Ina Drew “offered” to give up “a significant amount of past compensation”, according to the WSJ who quoted Jamie Dimon at the time. Dimon said it is equivalent to the maximum clawback allowable under the bank’s policies.
Dimon and Braunstein, however, have not given back any 2012, 2011 or 2010 incentive compensation and the SEC hasn’t yet forced them to do so. A recent indictment of two of the two traders implies there was misconduct.
At a minimum, under Sarbanes-Oxley Section 304, the CEO and CFO, whether “blameless” or not, must reimburse the company for any bonus or other incentive-based or equity-based compensation received during the 12-month period following the first public issuance or filing and any profits realized from the sale of securities of the issuer during that 12-month period if the company is required to prepare an accounting restatement, due to material noncompliance as a result of misconduct.
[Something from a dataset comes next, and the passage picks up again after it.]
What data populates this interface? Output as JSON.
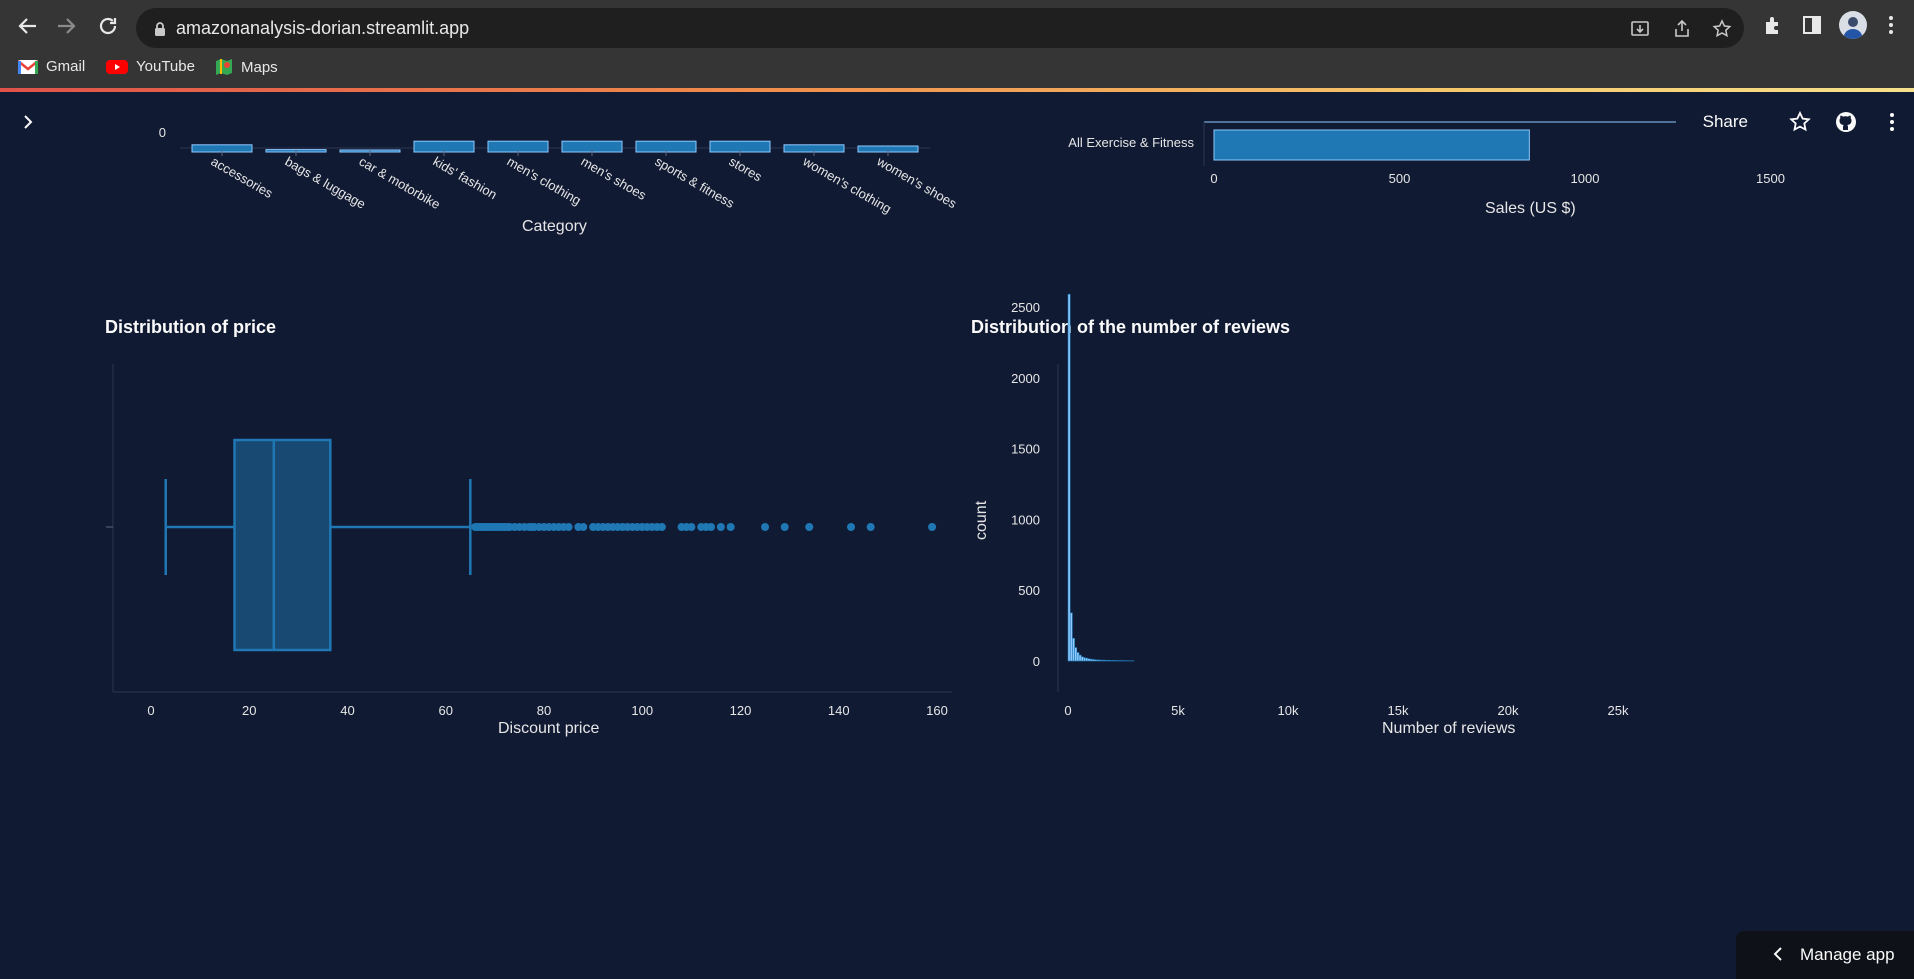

Sarbanes-Oxley Section 1101, the ‘‘Corporate Fraud Accountability Act of 2002’’ under Sarbanes-Oxley, prohibits tampering with a record or otherwise impeding an official proceeding.
Whoever corruptly alters, destroys, mutilates, or conceals a record, document, or other object, or attempts to do so, with the intent to impair the object’s integrity or availability for use in an official proceeding; or otherwise obstructs, influences, or impedes any official proceeding, or attempts to do so, shall be fined under this title or imprisoned not more than 20 years, or both.
The OCC’s consent order said that JPM’s credit derivatives trading “constituted recklessly unsafe and unsound practices, was part of a pattern of misconduct,” There was evidence in the US Senate Permanent Subcommittee on Investigations mammoth report, “JPMorgan Chase Whale Trades: A Case History of Derivative Risk and Abuses”, and at the hearing led by Senator Carl Levin, that JPM blocked OCC examiners from receiving important information about the trading strategy and problems in internal controls.
Mother Jones magazine reported on the hearing:
JPMorgan Chase didn’t just ignore its own rules—it ignored the government’s rules, too. For several weeks last year, the bank simply stopped giving profit and loss reports to the OCC because Dimon said “it was too much information to provide.” Dimon, who is accused of withholding information about the daily losses, allegedly raised “his voice in anger” at a deputy who later turned over the info, the report says.
“This is something we should have been all over from Day One.”
The bank “failed to send regular reports in…the same months [the trade] tripled size,” Levin said. “Why…did OCC examiners that oversaw [the London office] not ask the bank for the missing reports until mid-April after the media storm?”
“This is something we should have been all over from Day One,” admitted Scott Waterhouse, the main OCC official in charge of overseeing JPMorgan Chase.
That sounds a lot like “ tampering and impeding” to me. The SEC’s co-chief of Enforcement George Canellos said the SEC’s probe “is continuing as to individuals.”
I certainly hope Canellos will try a little harder to really use Sarbanes-Oxley this time.
Probably should have posted the other Rod Stewart video but I like Maggie May better.